16 January 2013

Algeria: Mali, Nation Discuss Intervention Fallout

French air force jets have spent their fifth day bombing targets in support of a Malian government offensive against rebels in the north. Late on ... ( Resource: France Pushing for African Troops to Join Mali Fight )

Algiers — Algeria says it stands behind Malian authorities in their fight against terrorism.

Malian Prime Minister Diango Cissoko wrapped up a two day visit to Algeria on Monday (January 14th), where he secured Algeria's support in the battle against al-Qaeda-linked Islamists.

The Malian prime minister met with his Algerian counterpart, as well as with President Abdelaziz Bouteflika. Cissoko headed a high-ranking delegation comprising Territorial Administration Minister Colonel Moussa Sinko Coulibaly and Transport Minister Abdoulaye Koumaré.
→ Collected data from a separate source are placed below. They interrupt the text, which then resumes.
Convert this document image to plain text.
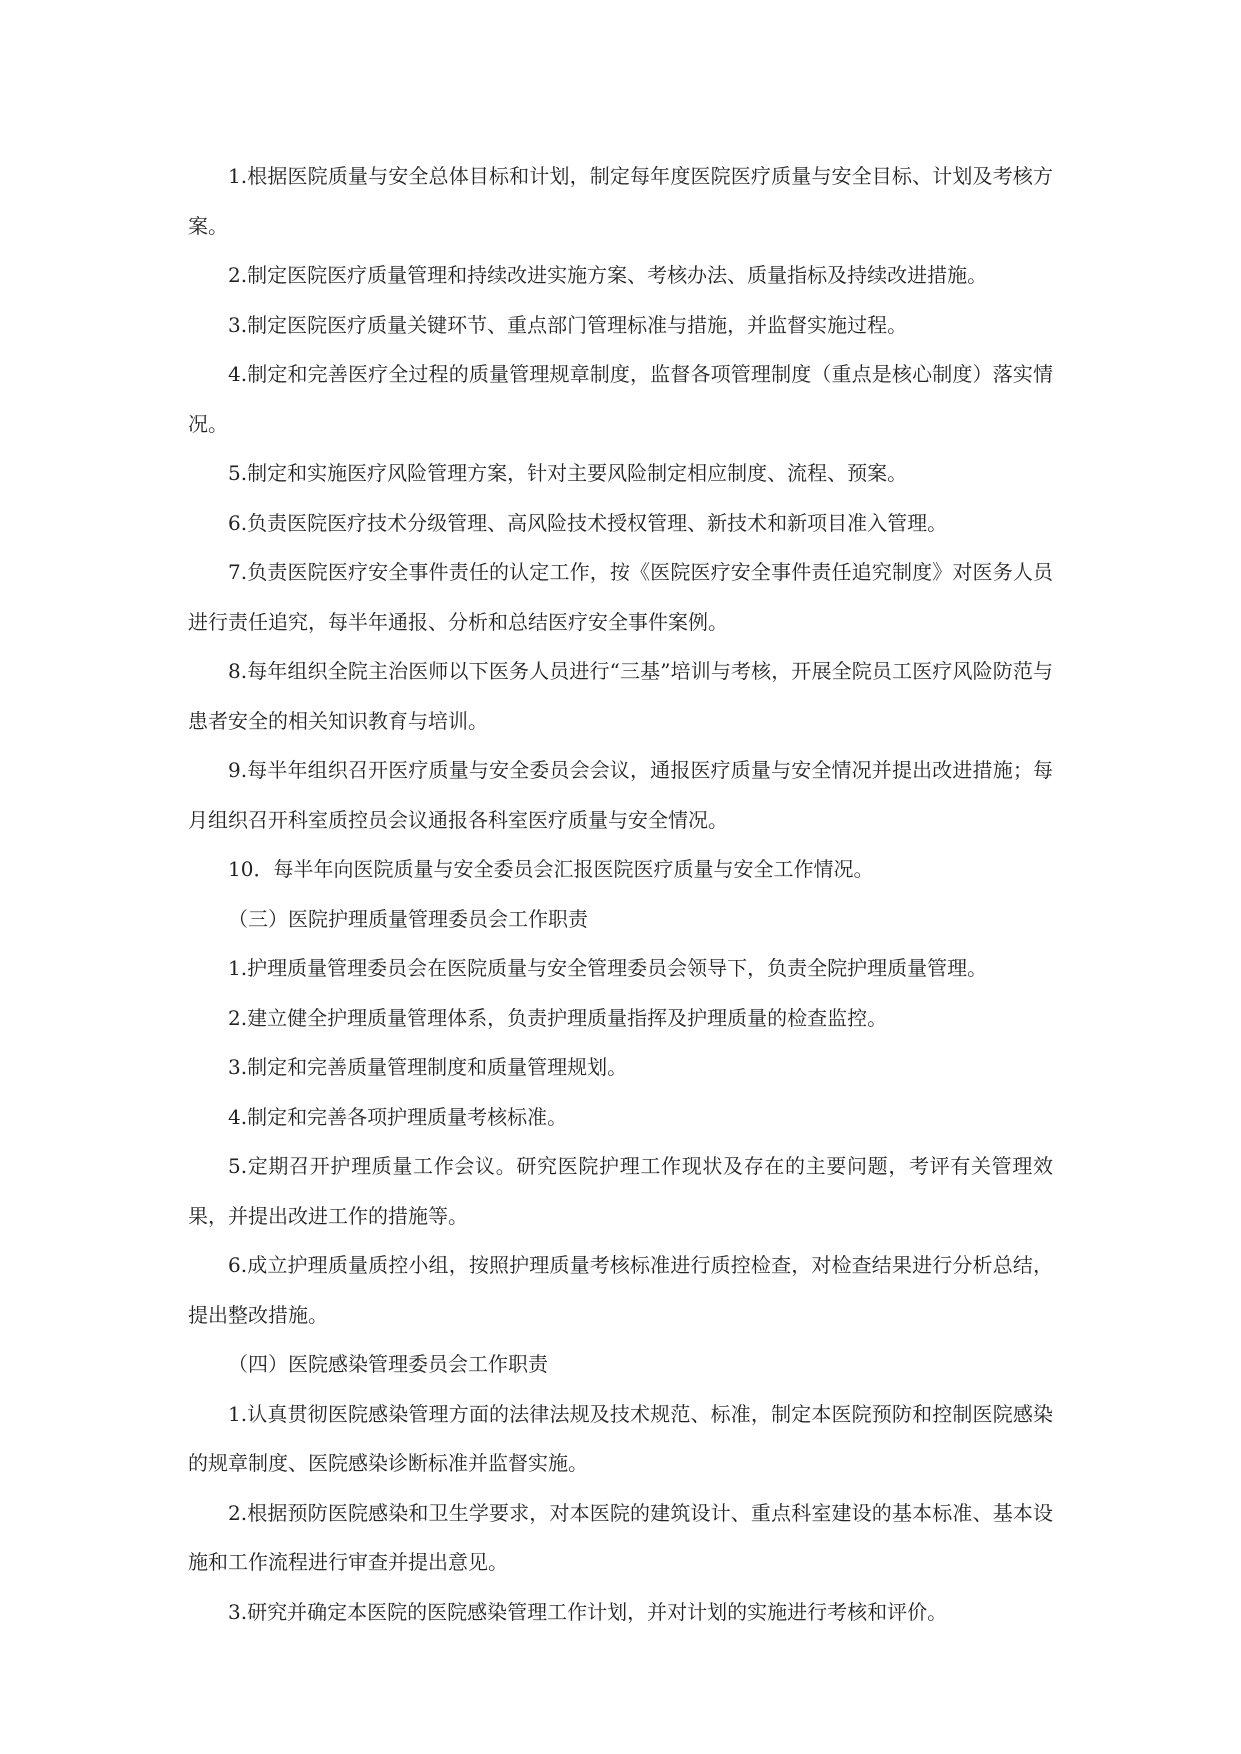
1.根据医院质量与安全总体目标和计划，制定每年度医院医疗质量与安全目标、计划及考核方案。

2.制定医院医疗质量管理和持续改进实施方案、考核办法、质量指标及持续改进措施。

3.制定医院医疗质量关键环节、重点部门管理标准与措施，并监督实施过程。

4.制定和完善医疗全过程的质量管理规章制度，监督各项管理制度（重点是核心制度）落实情况。

5.制定和实施医疗风险管理方案，针对主要风险制定相应制度、流程、预案。

6.负责医院医疗技术分级管理、高风险技术授权管理、新技术和新项目准入管理。

7.负责医院医疗安全事件责任的认定工作，按《医院医疗安全事件责任追究制度》对医务人员进行责任追究，每半年通报、分析和总结医疗安全事件案例。

8.每年组织全院主治医师以下医务人员进行“三基”培训与考核，开展全院员工医疗风险防范与患者安全的相关知识教育与培训。

9.每半年组织召开医疗质量与安全委员会会议，通报医疗质量与安全情况并提出改进措施；每月组织召开科室质控员会议通报各科室医疗质量与安全情况。

10．每半年向医院质量与安全委员会汇报医院医疗质量与安全工作情况。

（三）医院护理质量管理委员会工作职责

1.护理质量管理委员会在医院质量与安全管理委员会领导下，负责全院护理质量管理。

2.建立健全护理质量管理体系，负责护理质量指挥及护理质量的检查监控。

3.制定和完善质量管理制度和质量管理规划。

4.制定和完善各项护理质量考核标准。

5.定期召开护理质量工作会议。研究医院护理工作现状及存在的主要问题，考评有关管理效果，并提出改进工作的措施等。

6.成立护理质量质控小组，按照护理质量考核标准进行质控检查，对检查结果进行分析总结，提出整改措施。

（四）医院感染管理委员会工作职责

1.认真贯彻医院感染管理方面的法律法规及技术规范、标准，制定本医院预防和控制医院感染的规章制度、医院感染诊断标准并监督实施。

2.根据预防医院感染和卫生学要求，对本医院的建筑设计、重点科室建设的基本标准、基本设施和工作流程进行审查并提出意见。

3.研究并确定本医院的医院感染管理工作计划，并对计划的实施进行考核和评价。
"We've discussed the latest developments of crisis in Mali, and we have identical views on how to manage this crisis," Cissoko said after talks with Bouteflika. He confirmed the two countries' keenness on "looking for the necessary means to enhance our co-operation to eradicate terrorism and organised crime, which pose the biggest threat to Sahel's security and stability".

The visit coincided with the start of the French military operation to support the Malian army in recovering the northern part of the country, which is controlled by Islamist groups allied with al-Qaeda in the Islamic Maghreb (AQIM).

During the talks, the two sides discussed securing the joint border, repercussions of the war on the region, necessary capabilities to enhance co-operation between field countries and non-regional partners to eradicate terrorism and organised crime in the Sahel.

Cissoko praised Algeria's efforts to solve the crisis in Mali "and to stand along it in this critical juncture of its history". He confirmed that relations between the two countries would remain strong, and revealed that he officially invited Algeria's Prime Minister Abdelmalek Sellal to pay a friendly and official visit to Mali as soon as possible.

Also on Monday, Algerian officials notified their Malian counterparts of their intent to close the border.

"We have informed the Malian side of the measures taken to close the border, which has already been secured since the recent events unfolded in Mali," Algerian foreign ministry spokesman Amar Belani said.

At the beginning of the military operation, Algeria voiced its support for the central government in Mali in the on-going war against the armed groups that control northern Mali.

A statement issued by Belani on Saturday said that Algeria "strongly condemns the attacks that were launched by terrorist groups in Mopti", describing it as "new aggression".

Belani said that Algeria had "unequivocal support for the Malian transitional authorities, with whom it maintains multifaceted relations, including in the military sphere".

The statement noted that "Algeria has strongly invited all rebel groups that respect Mali's territorial integrity and have nothing to do with terrorism to start looking for a political solution."

In response to a question on Algeria's position on the French intervention in Mali, Belani said, "It must be clearly stated that Mali has requested, with its full sovereignty, friendly countries to help it enhance its national counter-terrorist capabilities."

For their part, the French authorities said they were in contact with Algeria about the conditions in Mali. French Foreign Minister Laurent Fabius said Sunday that "Algeria allowed French fighters to cross its airspace en route to hit targets of Islamist groups in northern Mali; something that enabled us to stop their advance towards the south."

"Algeria has allowed us to fly over its soil unconditionally," Fabius said in responding to a question from LCI news channel. "We're working with the Algerians, and proceeding with talks."

Meanwhile, El Khabar cited a security source Tuesday as saying that "the Algerian aircraft that are flying in Algerian airspace are operating based on a previous Malian-Algerian-French military agreement that includes the specification of a military operational sphere."

The paper said that Algeria's approval to allow French fighter planes to fly over certain areas of the desert was based on a military counter-terrorism agreement that linked Algeria to Mauritania, Mali and Niger.